E Adamo si tuffava nel canto, nelle risate, nella festa, nelle lacrime e nello scandalo di un paese intero, senza vergogna e timore, sfrontato come un ragazzo che sa che in fondo, se trovi il coraggio di buttarti, anche se ti scomponi durante il volo, non ti farai poi tanto male. Era un vecchio Icaro con gli occhi illuminati da un briciolo di follia, senza la quale non c’è il coraggio della parola e del gesto sconsiderati, e al quale ricrescevano le penne bruciate dal sole dopo ogni volo e caduta.

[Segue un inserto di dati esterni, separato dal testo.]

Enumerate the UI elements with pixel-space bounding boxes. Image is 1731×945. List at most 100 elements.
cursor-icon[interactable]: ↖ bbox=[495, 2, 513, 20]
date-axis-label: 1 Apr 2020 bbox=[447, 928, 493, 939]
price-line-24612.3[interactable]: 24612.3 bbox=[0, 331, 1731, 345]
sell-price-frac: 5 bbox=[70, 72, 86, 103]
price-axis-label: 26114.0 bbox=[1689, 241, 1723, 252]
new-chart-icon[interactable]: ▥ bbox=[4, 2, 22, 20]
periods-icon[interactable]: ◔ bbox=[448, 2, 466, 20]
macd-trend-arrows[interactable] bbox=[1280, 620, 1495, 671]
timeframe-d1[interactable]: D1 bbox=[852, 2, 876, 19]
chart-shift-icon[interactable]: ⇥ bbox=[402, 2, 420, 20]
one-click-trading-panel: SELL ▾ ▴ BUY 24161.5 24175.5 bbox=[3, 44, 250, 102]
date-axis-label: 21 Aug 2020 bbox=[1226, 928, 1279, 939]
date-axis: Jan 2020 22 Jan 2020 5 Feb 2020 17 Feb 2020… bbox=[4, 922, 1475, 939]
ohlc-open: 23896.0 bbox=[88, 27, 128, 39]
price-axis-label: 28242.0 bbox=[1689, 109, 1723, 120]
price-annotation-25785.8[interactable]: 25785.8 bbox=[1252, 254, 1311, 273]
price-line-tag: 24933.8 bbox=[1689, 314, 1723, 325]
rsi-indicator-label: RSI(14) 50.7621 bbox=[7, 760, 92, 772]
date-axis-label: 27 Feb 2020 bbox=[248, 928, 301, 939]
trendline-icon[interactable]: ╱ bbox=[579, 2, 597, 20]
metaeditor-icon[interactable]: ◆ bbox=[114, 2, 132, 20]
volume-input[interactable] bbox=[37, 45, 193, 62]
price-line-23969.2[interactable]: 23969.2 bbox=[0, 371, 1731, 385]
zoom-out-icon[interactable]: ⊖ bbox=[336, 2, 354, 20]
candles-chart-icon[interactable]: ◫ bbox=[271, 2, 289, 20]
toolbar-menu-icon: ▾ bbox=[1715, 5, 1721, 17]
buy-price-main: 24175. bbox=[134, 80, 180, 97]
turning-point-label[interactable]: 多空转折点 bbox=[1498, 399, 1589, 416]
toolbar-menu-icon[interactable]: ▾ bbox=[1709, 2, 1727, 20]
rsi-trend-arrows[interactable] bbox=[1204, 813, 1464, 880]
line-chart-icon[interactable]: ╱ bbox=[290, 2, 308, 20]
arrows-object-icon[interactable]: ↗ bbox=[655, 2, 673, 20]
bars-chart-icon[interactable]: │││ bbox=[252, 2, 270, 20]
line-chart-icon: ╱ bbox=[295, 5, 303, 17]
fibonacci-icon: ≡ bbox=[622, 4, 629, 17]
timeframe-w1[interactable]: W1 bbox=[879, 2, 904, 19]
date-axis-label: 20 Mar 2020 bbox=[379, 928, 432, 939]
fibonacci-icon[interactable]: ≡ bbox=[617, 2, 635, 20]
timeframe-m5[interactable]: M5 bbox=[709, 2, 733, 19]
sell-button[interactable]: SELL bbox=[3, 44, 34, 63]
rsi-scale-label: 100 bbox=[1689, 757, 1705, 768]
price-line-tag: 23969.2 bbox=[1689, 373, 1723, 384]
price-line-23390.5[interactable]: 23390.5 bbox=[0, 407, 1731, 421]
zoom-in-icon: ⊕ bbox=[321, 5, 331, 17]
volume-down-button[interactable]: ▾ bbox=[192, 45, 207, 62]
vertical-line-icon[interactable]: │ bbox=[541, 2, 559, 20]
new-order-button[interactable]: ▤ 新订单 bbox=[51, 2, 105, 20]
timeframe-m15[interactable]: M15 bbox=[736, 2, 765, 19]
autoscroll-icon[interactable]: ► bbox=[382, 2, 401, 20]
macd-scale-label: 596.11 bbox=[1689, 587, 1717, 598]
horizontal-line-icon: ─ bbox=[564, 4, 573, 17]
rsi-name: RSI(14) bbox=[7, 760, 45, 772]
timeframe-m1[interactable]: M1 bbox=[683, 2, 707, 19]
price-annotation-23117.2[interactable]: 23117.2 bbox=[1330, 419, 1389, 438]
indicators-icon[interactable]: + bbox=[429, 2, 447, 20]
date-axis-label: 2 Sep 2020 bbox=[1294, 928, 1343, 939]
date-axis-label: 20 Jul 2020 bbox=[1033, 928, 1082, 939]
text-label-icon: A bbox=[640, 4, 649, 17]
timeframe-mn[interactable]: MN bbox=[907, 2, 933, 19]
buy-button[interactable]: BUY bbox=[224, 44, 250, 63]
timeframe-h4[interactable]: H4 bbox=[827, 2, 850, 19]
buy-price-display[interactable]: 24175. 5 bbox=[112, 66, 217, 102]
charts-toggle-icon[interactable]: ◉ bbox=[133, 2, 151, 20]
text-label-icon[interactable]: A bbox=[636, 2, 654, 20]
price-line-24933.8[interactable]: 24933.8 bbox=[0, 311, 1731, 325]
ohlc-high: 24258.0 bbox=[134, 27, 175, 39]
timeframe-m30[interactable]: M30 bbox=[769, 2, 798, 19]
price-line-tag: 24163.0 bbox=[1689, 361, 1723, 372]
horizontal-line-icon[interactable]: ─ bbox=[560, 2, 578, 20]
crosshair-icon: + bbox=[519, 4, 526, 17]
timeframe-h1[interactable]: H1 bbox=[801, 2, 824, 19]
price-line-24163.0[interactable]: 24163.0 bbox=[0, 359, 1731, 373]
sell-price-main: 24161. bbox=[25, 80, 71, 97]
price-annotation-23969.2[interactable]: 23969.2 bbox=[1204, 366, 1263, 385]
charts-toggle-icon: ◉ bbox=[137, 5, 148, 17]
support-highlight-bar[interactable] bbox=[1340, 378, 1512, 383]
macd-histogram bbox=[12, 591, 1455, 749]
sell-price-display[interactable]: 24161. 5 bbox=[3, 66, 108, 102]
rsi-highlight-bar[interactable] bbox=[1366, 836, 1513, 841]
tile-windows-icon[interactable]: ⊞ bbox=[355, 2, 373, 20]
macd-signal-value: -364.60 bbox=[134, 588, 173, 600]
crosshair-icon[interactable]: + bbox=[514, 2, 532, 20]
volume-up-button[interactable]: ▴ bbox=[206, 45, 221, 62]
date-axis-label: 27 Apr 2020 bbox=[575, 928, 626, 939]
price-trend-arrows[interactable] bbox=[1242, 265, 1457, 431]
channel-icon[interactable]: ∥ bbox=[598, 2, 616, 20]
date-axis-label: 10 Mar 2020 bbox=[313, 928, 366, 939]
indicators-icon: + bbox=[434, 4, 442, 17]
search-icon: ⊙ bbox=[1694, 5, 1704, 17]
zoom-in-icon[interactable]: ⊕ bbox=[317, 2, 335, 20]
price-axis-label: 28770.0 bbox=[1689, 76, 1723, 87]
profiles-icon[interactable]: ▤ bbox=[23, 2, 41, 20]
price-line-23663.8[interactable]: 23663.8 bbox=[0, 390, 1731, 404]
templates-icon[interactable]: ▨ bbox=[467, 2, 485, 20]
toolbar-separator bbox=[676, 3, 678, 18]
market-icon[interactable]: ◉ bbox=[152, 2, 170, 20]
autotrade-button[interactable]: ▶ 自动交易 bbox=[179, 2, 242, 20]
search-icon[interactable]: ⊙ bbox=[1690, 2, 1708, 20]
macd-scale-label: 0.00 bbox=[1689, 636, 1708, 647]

E in questo non c’era niente di partitico, non mi ricordo che Adamo, con i suoi dissacranti comizi anarcoidi, fosse troppo simpatico ai comunisti, ma non era nemmeno detestato dai democristiani, era semplicemente lì, dove doveva essere e stare: tra il bare e il mare, tra Dio e i carabinieri, tra Santa Chiara e Porto Azzurro, un’equilibrista della libertà, una rondine di mare che svernava in galera perché nemmeno una cella, o poi l’ospedale, poteva rinchiudere quegli occhi chiari e amari e quel sorriso beffardo.